The game initially offers up 25 different minigames to play. These challenges run the gamut from skeeball, to target shooting, to knocking over milk containers with a baseball, to the classic test-of-strength game. All of these games use the Wii Remote in one fashion or another. Skeeball is mechanically just like the bowling game from Wii Sports, the ring-toss game has you flicking the Wii Remote as if you were actually tossing a ring, and anything that involves throwing a ball requires you to fling the remote forward in an overhand motion, sort of like passing the football in Madden.
The trouble with all of these games is that none of them are much fun beyond a couple of plays. Some, such as the milk toss and the shooting gallery, are so easy that you would have to have some seriously diminished motor skills to fail. Others, such as the football toss and the "nerves-o-steel" game (which has you moving a metal ring over an electrified wire, while trying to avoid getting shocked), just don't feel right at all. They're not impossible, but the controls feel too dodgy to allow for any level of consistent success. Others still, such as the lucky cups game, are utterly strategy-free in that they completely rely on fateful bounces in order to win. A few of the games are just amusing enough to be worth playing multiple times, but most simply aren't.
Your prizes for completing these games are goofy stuffed animals and trinkets that come in small, medium, or large varieties. Getting the better prizes eventually unlocks more variations on some of the existing minigames, but that's about it. You also earn tickets that can be used to play some goofy side-games, such as a love tester or a fortune teller, though the novelty of these runs out almost immediately.
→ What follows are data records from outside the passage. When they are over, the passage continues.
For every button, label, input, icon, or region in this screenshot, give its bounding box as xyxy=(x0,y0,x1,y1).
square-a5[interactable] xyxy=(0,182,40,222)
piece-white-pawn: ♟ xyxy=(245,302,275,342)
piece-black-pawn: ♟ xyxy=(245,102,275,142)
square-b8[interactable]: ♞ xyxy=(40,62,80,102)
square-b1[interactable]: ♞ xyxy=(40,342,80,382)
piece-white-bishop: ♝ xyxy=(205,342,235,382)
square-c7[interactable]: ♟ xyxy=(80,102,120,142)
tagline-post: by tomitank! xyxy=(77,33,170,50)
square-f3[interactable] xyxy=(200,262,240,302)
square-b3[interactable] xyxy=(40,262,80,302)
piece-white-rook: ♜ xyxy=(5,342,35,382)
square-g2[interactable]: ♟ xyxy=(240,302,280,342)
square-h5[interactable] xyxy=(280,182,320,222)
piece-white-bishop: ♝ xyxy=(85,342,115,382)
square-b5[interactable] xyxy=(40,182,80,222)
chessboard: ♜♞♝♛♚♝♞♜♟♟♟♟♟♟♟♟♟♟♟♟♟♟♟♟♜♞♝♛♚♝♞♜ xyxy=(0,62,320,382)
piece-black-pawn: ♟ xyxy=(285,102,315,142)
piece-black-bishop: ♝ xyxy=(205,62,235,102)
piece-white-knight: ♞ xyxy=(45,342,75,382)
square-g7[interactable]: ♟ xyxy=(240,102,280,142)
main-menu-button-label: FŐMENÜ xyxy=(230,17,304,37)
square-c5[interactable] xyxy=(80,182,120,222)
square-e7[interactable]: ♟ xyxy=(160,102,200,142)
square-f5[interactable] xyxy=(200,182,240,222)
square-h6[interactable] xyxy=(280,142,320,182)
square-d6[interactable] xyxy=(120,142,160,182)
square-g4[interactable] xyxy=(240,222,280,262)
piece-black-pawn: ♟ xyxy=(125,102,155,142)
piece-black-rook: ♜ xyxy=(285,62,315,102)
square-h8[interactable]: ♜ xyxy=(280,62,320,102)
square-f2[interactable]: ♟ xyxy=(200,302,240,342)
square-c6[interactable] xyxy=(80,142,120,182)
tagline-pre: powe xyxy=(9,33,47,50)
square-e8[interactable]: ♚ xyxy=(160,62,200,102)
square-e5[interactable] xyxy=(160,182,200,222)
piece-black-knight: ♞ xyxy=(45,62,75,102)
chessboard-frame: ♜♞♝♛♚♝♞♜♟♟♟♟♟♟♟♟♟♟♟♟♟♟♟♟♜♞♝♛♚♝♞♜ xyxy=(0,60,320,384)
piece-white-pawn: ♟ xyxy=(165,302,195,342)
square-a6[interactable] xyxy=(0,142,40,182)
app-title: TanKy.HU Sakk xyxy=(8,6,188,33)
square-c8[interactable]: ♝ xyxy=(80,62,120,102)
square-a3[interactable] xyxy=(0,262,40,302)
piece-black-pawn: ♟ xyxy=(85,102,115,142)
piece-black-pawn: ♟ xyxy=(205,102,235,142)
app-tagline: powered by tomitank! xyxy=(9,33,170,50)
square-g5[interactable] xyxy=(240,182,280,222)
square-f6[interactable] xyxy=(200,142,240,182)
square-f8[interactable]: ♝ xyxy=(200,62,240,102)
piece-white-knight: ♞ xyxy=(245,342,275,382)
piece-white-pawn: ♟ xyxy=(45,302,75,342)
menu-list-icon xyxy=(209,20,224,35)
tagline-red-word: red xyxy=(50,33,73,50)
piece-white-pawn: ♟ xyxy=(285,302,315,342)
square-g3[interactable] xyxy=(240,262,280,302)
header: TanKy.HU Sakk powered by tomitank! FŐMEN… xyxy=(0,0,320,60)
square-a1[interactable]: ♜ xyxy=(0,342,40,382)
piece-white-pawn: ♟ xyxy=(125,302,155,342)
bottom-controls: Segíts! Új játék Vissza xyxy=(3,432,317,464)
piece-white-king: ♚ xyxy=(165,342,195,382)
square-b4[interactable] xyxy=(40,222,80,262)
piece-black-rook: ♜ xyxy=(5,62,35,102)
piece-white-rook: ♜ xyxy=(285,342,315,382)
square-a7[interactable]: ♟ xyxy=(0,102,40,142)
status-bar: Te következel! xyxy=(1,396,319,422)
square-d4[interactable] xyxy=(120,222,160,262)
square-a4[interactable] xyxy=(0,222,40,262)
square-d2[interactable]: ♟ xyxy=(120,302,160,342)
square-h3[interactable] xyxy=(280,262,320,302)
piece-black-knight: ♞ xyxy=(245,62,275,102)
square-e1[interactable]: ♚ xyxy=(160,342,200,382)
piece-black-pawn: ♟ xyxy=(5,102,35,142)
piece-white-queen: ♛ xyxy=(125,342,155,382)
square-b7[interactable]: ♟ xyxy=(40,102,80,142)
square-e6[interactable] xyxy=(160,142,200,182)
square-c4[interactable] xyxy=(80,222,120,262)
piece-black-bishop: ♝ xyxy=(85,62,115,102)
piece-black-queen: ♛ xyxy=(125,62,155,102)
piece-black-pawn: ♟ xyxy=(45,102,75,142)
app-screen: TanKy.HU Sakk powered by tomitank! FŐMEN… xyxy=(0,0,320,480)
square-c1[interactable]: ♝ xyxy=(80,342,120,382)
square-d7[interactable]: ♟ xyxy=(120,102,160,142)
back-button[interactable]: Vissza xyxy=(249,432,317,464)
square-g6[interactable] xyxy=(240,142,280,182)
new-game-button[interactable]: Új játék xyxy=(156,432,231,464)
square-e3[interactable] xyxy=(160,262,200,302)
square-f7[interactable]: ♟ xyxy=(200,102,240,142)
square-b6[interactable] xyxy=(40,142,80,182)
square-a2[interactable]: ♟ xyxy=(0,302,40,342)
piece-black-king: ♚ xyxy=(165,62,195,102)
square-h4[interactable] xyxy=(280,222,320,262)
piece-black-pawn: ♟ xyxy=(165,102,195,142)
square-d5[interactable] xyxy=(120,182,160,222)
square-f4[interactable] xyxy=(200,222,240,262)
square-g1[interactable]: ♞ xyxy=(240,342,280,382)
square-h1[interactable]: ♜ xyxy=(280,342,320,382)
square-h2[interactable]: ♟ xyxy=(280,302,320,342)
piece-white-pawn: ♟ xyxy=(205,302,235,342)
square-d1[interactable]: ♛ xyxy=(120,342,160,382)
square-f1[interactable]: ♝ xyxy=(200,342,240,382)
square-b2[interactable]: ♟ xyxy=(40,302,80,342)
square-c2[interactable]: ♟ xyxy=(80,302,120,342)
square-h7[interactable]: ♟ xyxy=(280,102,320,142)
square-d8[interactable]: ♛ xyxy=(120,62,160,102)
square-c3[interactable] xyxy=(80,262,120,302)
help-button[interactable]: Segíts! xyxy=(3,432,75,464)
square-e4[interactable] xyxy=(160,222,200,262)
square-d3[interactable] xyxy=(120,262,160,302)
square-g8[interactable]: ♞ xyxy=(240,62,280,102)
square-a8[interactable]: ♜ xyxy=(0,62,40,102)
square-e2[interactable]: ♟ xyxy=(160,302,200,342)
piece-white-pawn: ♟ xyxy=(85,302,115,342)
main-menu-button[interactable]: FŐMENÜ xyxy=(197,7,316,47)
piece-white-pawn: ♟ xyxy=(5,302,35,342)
Everything about Carnival Games simply feels lackluster, from the gameplay to the presentation--though especially the presentation. Maybe it's an homage to the ramshackle nature of the carnival itself, or maybe the game just had a teensy budget, but whatever the case, the game looks pretty lousy. At the outset, you can create an avatar to represent yourself. You get the impression that the game was at one time going to use Miis, or was at least heavily inspired by them, because you build the same sort of limbless people. The problem here is that customization is extremely limited, and everyone you make looks either stoned out of their minds or like some kind of mild psychopath. You can give them hard hats, funny shoes, and other bric-a-brac to try to wacky them up, but it doesn't really do the trick. All the in-game graphics are grainy and bland, with artwork and textures that barely compete with some of the GameCube's ugliest games. There isn't much audio in the game at all, save for a few jaunty carnival tunes and a bit of narration from a helpful carnie. What's there is functional, if not impressive.
The Nintendo Wii is chock-full of minigame collections, almost all of them of higher quality than Carnival Games. Sure, it's got variety, and four-player multiplayer, but so does literally every other minigame collection on the system. So why would you pay $40 for a game that would be a stretch to call worthwhile even at a budget price tag? You wouldn't. It's half the fun at twice the price. That's a lousy deal any way you slice it.